Advances in Therapy 6/2019

Anti-MEK and Anti-EGFR mAbs in RAS-Mutant Metastatic Colorectal Cancer: Case Series and Rationale

Zeitschrift:
Advances in Therapy > Ausgabe 6/2019
Autoren:
Fanny Ledys, Valentin Derangère, Manon Réda, Jean-Florian Guion, Romily Milliex, Valérie Roux, Emeric Limagne, Laurent Arnould, Leila Bengrine, François Ghiringhelli, Cédric Rébé
Wichtige Hinweise

Electronic supplementary material

The online version of this article (https://​doi.​org/​10.​1007/​s12325-019-00949-y) contains supplementary material, which is available to authorized users.
Cédric Rébé and François Ghiringhelli share senior authorship of this article.

Enhanced Digital Features

To view enhanced digital features for this article go to https://​doi.​org/​10.​6084/​m9.​figshare.​7895069.

Abstract

KRAS (Kirsten rat sarcoma viral oncogene) or BRAF (v-raf murine sarcoma viral oncogene homolog B1) constitutive activation leads to anti-EGFR (epidermal growth factor receptor) therapy resistance of metastatic colorectal cancer patients.
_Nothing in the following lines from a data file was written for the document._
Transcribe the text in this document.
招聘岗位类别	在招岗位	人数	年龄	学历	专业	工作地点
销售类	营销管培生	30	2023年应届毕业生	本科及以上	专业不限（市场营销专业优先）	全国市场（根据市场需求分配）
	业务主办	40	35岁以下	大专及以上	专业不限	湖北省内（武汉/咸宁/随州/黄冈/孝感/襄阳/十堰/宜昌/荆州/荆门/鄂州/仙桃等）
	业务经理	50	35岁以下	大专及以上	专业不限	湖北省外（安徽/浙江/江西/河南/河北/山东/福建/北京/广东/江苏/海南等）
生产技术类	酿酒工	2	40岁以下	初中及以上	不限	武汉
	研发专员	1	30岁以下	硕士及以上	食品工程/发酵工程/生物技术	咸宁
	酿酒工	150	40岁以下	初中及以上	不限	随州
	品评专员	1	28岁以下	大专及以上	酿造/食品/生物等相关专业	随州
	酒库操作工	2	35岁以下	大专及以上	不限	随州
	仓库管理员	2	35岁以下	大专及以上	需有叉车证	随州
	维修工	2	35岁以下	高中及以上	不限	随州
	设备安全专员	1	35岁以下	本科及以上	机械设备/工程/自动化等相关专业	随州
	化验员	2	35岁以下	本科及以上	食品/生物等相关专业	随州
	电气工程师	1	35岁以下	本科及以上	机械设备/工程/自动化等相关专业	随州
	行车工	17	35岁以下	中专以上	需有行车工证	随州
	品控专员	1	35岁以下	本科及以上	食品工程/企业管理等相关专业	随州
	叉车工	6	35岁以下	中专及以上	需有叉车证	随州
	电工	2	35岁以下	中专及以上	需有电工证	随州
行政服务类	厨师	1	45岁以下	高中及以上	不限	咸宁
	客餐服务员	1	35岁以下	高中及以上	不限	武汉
In this article we investigate the effects of anti-MEK (mitogen-activated protein kinase) antibody (trametinib) combined with anti-EGFR (cetuximab) on colon cancer cell lines with different RAS statuses. Even though cetuximab has no effect on RAS cell viability and ERK (extracellular-signal-regulated kinase) phosphorylation (one of the last kinases of the EGFR pathway), trametinib can induce cell death and inhibit the activation of ERK alone or in combination with cetuximab. In a more pathologic context, we observed that KRAS colon cancer patient biopsies treated ex vivo with trametinib and cetuximab also present less ERK phosphorylation. Finally, nine ovarian, endometrial and colon cancer patients with different KRAS statuses were treated with anti-EGFR/anti-MEK combination off label after molecular tumor board decision. KRAS exon 2 patients have significantly longer PFS (progression-free survival) than with previous lines of treatments. We believe that such observations provide a rationale for designing a clinical trial to test this association in RAS exon 2 mutated cancers.